Elderly People With Dementia Likely To Triple Fall Risk After They Are Given Anti Depressant

Dementia patients who suffer from depression are frequently prescribed drugs known as selective serotonin uptake inhibitors (SSRIs).

The danger of falls after treatment with older anti depressants is well known, as the drug can cause vertigo and instability.

It was believed that by switching to newer or latest version of SSRI type drugs, would reduce the problem.

However, the latest research, from the Erasmus University Medical Center in Rotterdam, appears to show the contrary.

The British Journal of Clinical Pharmacology noted that the risk of injuries from falls was tripled.

Dr. Carolyn Sterke recorded the daily drug use and records of falls in 248 nursing home residents over a two-year period.

The average age of the residents was 82, and the records suggested that 152 of them had suffered a total of 683 falls.

The consequences of falls were relatively high, with 220 resulting in injuries including hip fractures and other broken bones – and one resident died following a fall.

The risk of having an injury-causing fall was three times higher in residents taking SSRIs compared with those not taking the drug, and this risk rose further if the patient was being given sedative drugs as well.

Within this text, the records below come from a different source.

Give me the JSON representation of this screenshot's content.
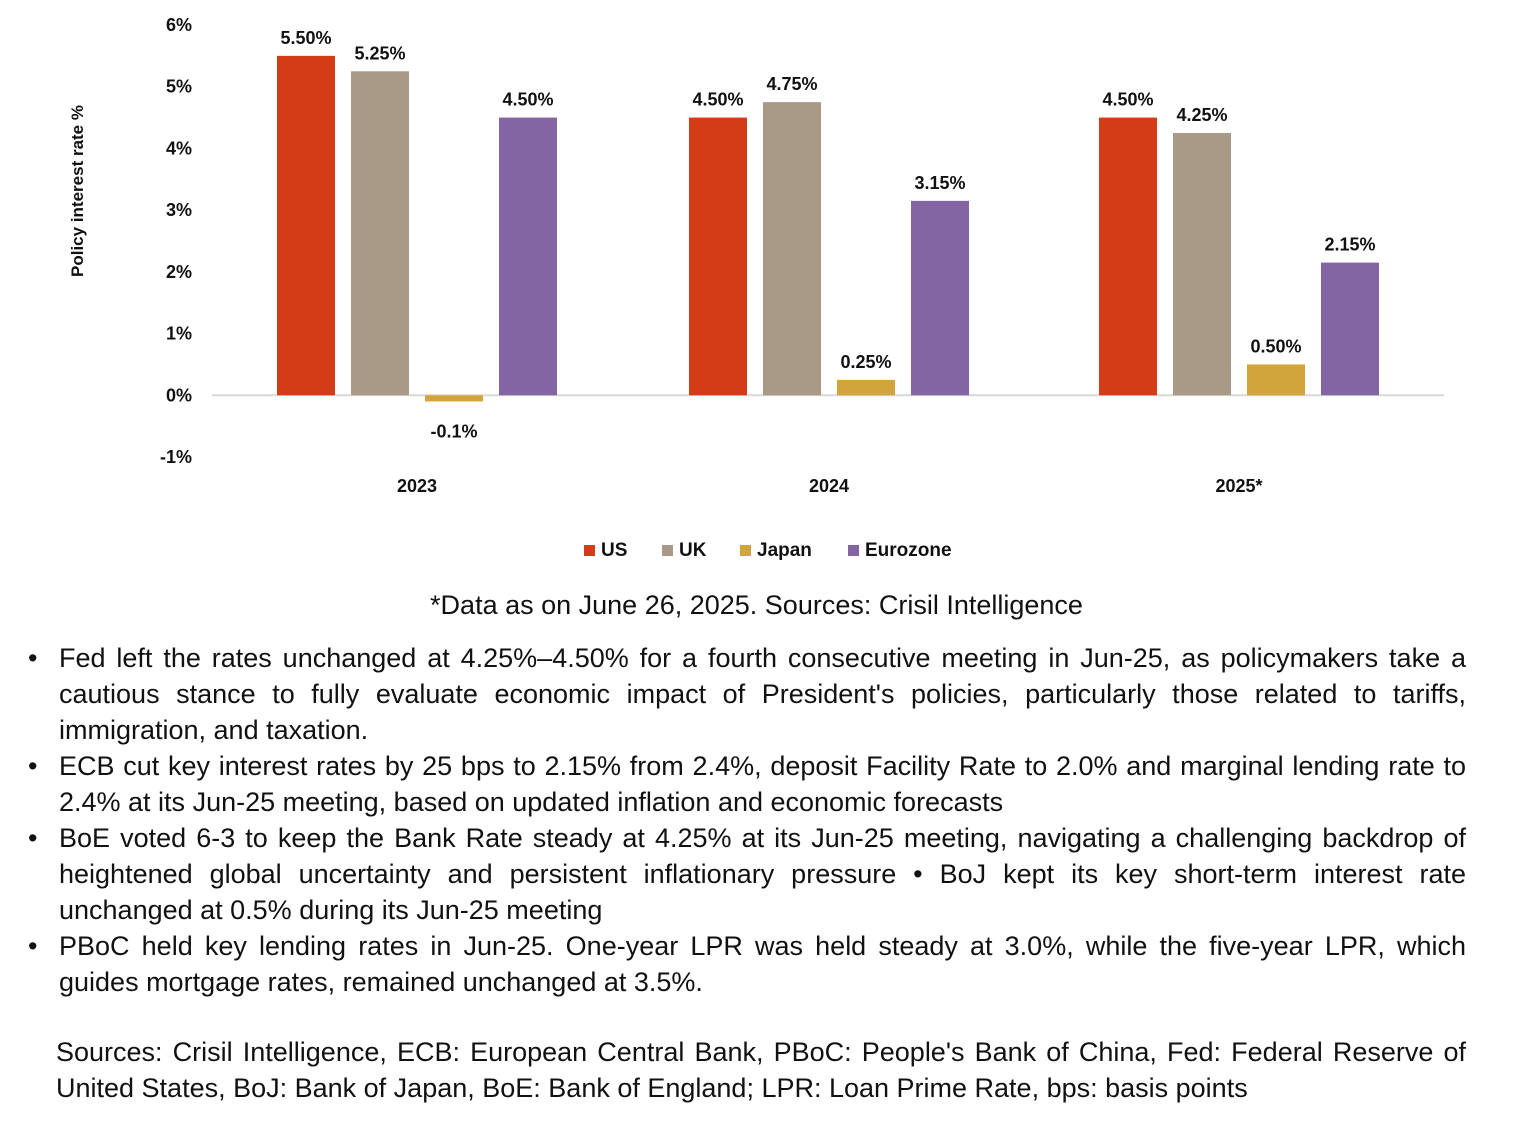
{
  "chart_data": {
    "type": "bar",
    "categories": [
      "2023",
      "2024",
      "2025*"
    ],
    "series": [
      {
        "name": "US",
        "color": "#D43B17",
        "values": [
          5.5,
          4.5,
          4.5
        ],
        "labels": [
          "5.50%",
          "4.50%",
          "4.50%"
        ]
      },
      {
        "name": "UK",
        "color": "#A89A86",
        "values": [
          5.25,
          4.75,
          4.25
        ],
        "labels": [
          "5.25%",
          "4.75%",
          "4.25%"
        ]
      },
      {
        "name": "Japan",
        "color": "#D2A43C",
        "values": [
          -0.1,
          0.25,
          0.5
        ],
        "labels": [
          "-0.1%",
          "0.25%",
          "0.50%"
        ]
      },
      {
        "name": "Eurozone",
        "color": "#8365A3",
        "values": [
          4.5,
          3.15,
          2.15
        ],
        "labels": [
          "4.50%",
          "3.15%",
          "2.15%"
        ]
      }
    ],
    "ylabel": "Policy interest rate %",
    "xlabel": "",
    "ylim": [
      -1,
      6
    ],
    "yticks": [
      6,
      5,
      4,
      3,
      2,
      1,
      0,
      -1
    ],
    "ytick_labels": [
      "6%",
      "5%",
      "4%",
      "3%",
      "2%",
      "1%",
      "0%",
      "-1%"
    ],
    "grid": false,
    "legend_position": "bottom-center"
  },
  "source_line": "*Data as on June 26, 2025. Sources: Crisil Intelligence",
  "notes": [
    "Fed left the rates unchanged at 4.25%–4.50% for a fourth consecutive meeting in Jun-25, as policymakers take a cautious stance to fully evaluate economic impact of President's policies, particularly those related to tariffs, immigration, and taxation.",
    "ECB cut key interest rates by 25 bps to 2.15% from 2.4%, deposit Facility Rate to 2.0% and marginal lending rate to 2.4% at its Jun-25 meeting, based on updated inflation and economic forecasts",
    "BoE voted 6-3 to keep the Bank Rate steady at 4.25% at its Jun-25 meeting, navigating a challenging backdrop of heightened global uncertainty and persistent inflationary pressure • BoJ kept its key short-term interest rate unchanged at 0.5% during its Jun-25 meeting",
    "PBoC held key lending rates in Jun-25. One-year LPR was held steady at 3.0%, while the five-year LPR, which guides mortgage rates, remained unchanged at 3.5%."
  ],
  "bullet_char": "•",
  "footer_sources": "Sources: Crisil Intelligence, ECB: European Central Bank, PBoC: People's Bank of China, Fed: Federal Reserve of United States, BoJ: Bank of Japan, BoE: Bank of England; LPR: Loan Prime Rate, bps: basis points"
}
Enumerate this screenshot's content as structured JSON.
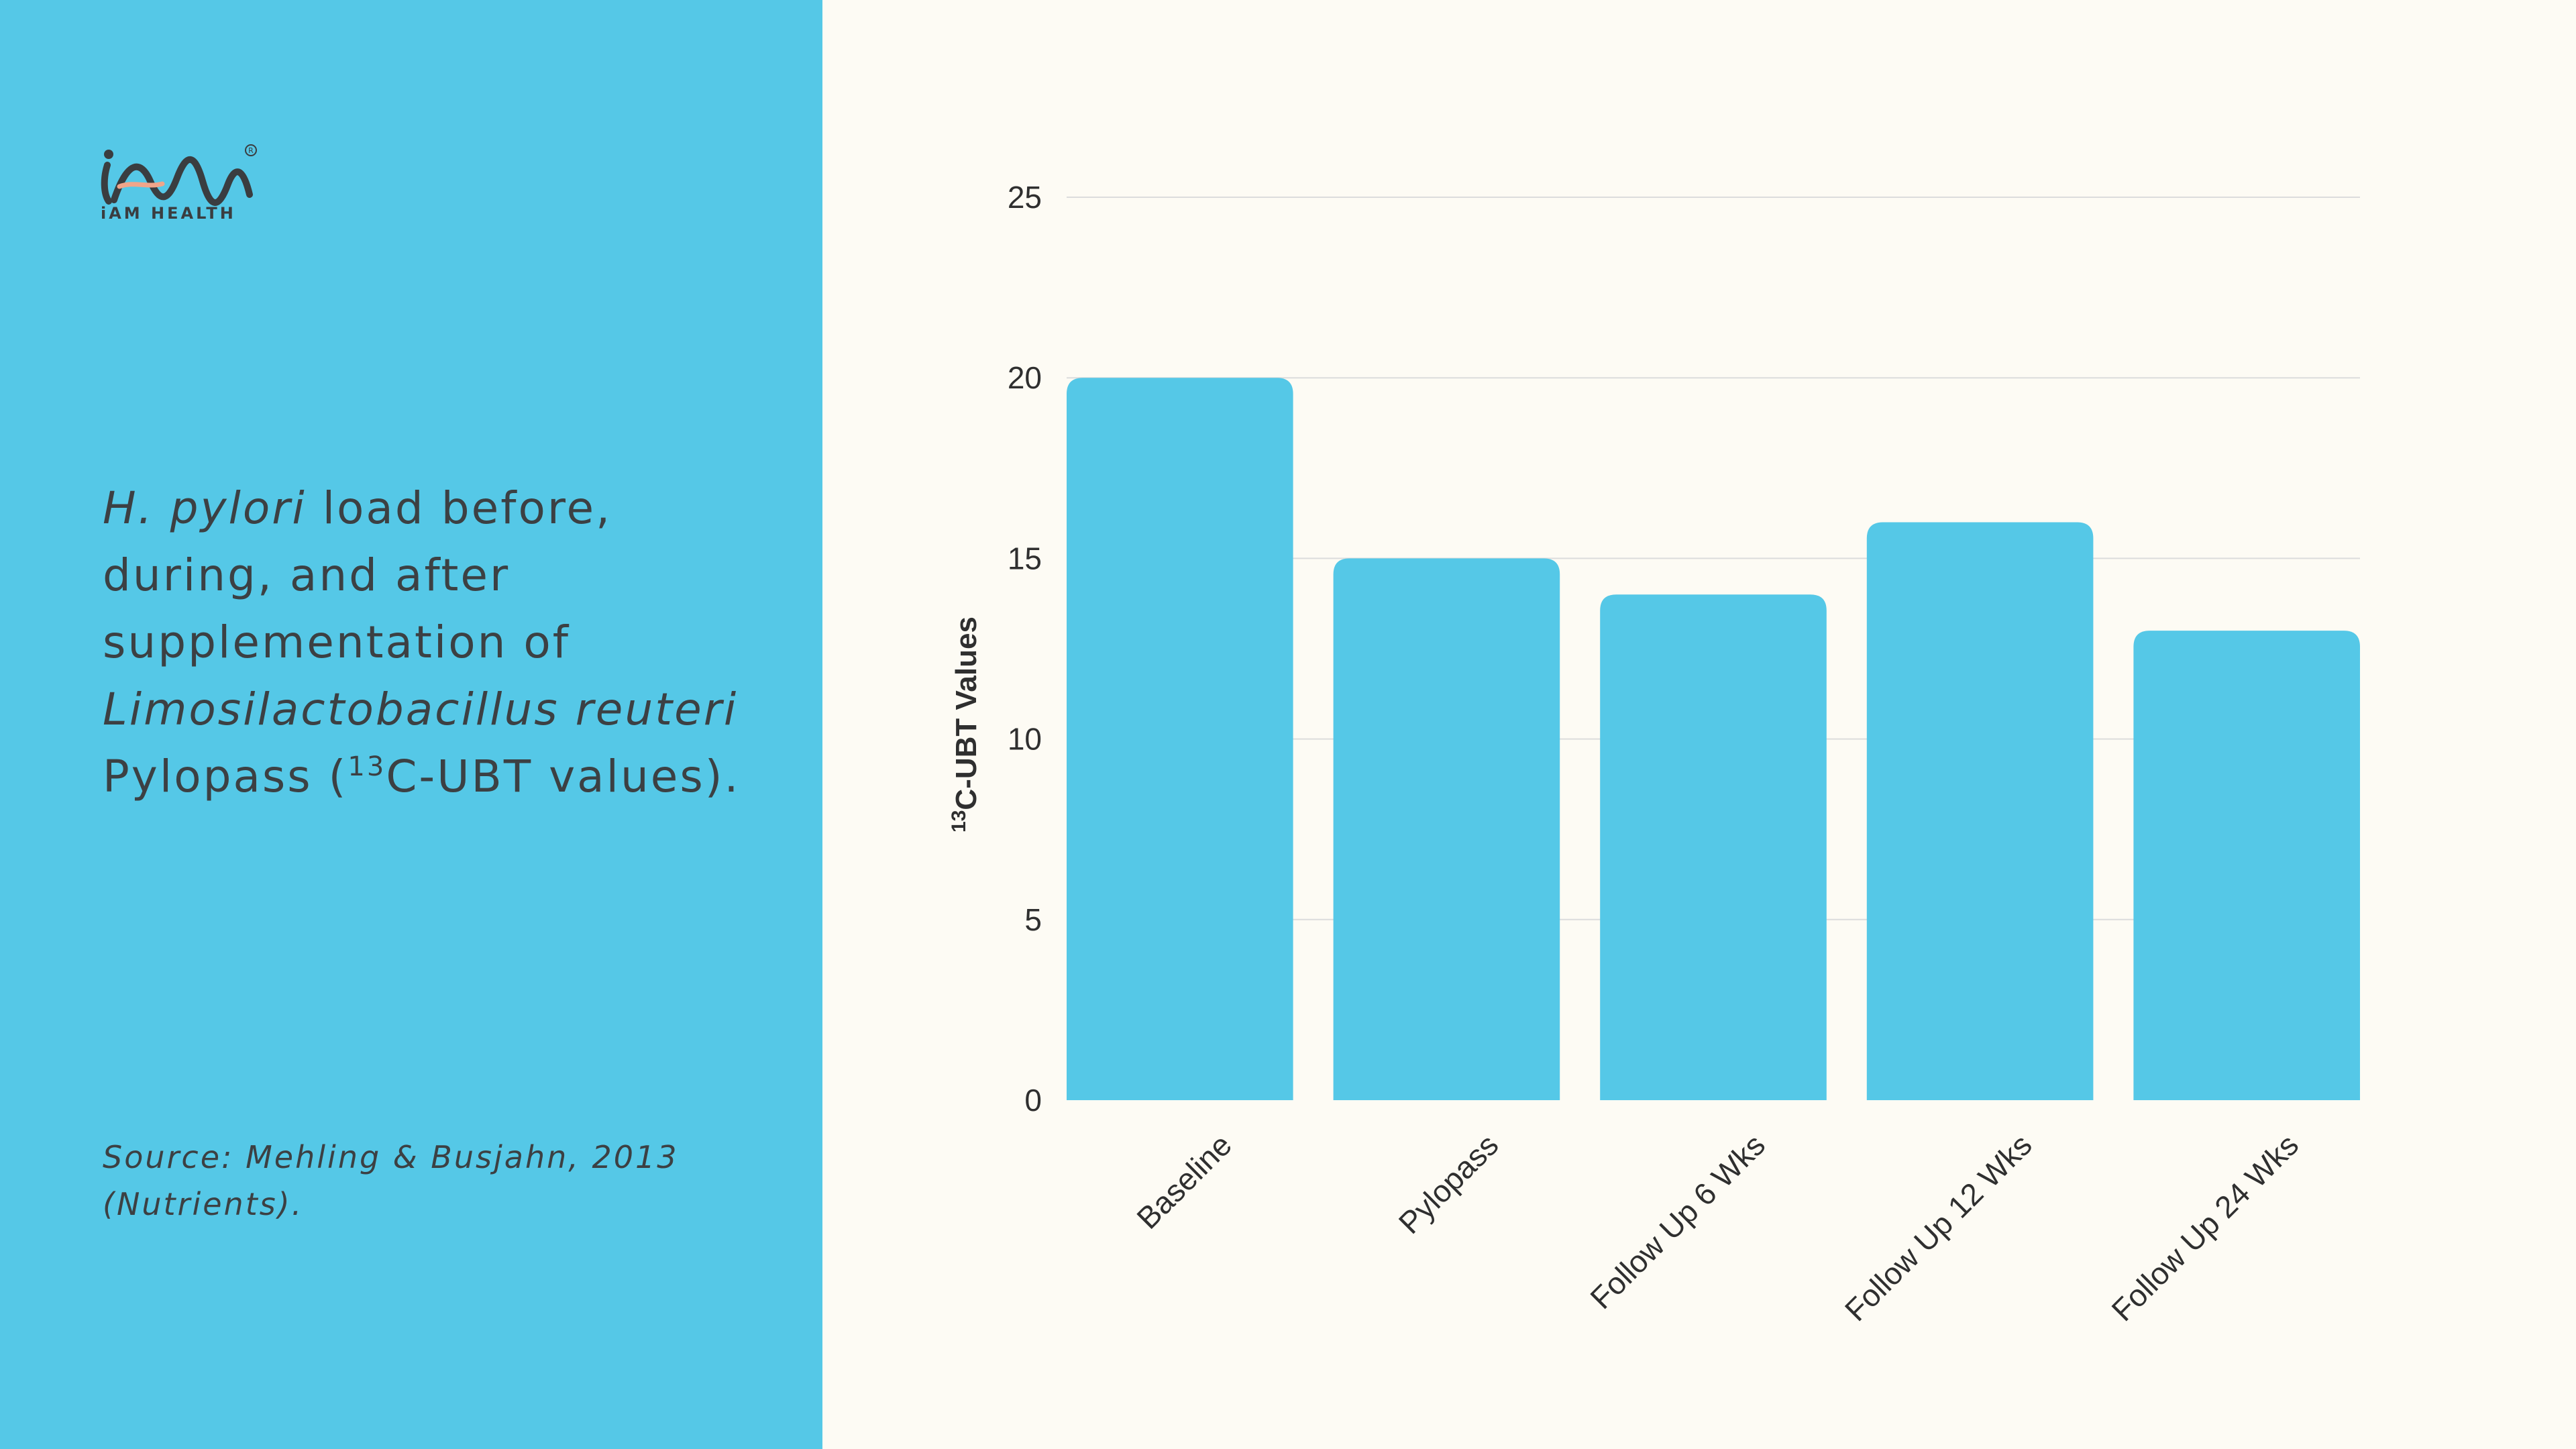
{
  "brand": {
    "name": "iAM HEALTH",
    "registered": "®"
  },
  "caption": {
    "italic_1": "H. pylori",
    "text_1": " load before, during, and after supplementation of ",
    "italic_2": "Limosilactobacillus reuteri",
    "text_2": " Pylopass (",
    "superscript": "13",
    "text_3": "C-UBT values)."
  },
  "source": "Source: Mehling & Busjahn, 2013 (Nutrients).",
  "colors": {
    "panel": "#55c8e7",
    "bar": "#55c8e7",
    "background": "#fdfbf4",
    "text": "#3c4043",
    "grid": "#dcdcdc"
  },
  "chart_data": {
    "type": "bar",
    "categories": [
      "Baseline",
      "Pylopass",
      "Follow Up 6 Wks",
      "Follow Up 12 Wks",
      "Follow Up 24 Wks"
    ],
    "values": [
      20,
      15,
      14,
      16,
      13
    ],
    "title": "",
    "xlabel": "",
    "ylabel_superscript": "13",
    "ylabel": "C-UBT Values",
    "ylim": [
      0,
      25
    ],
    "yticks": [
      0,
      5,
      10,
      15,
      20,
      25
    ],
    "grid": true,
    "legend": "none"
  }
}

Professor Clive Ballard, from the Alzheimer’s Society, said it was ‘worrying’ that such a commonly prescribed anti-depressant was causing increased risk.

“It is important to highlight any aspect of care that might be causing risk to a person with dementia,” said Prof. Ballard.

Dr. Sterke said that these risks needed to be taken into account when assessing whether anti-depressants were required.

“More research is now needed to understand why this anti-depressant is having this effect on people with dementia and if there is an alternative treatment for depression that they could be prescribed,” according to Prof. Ballard.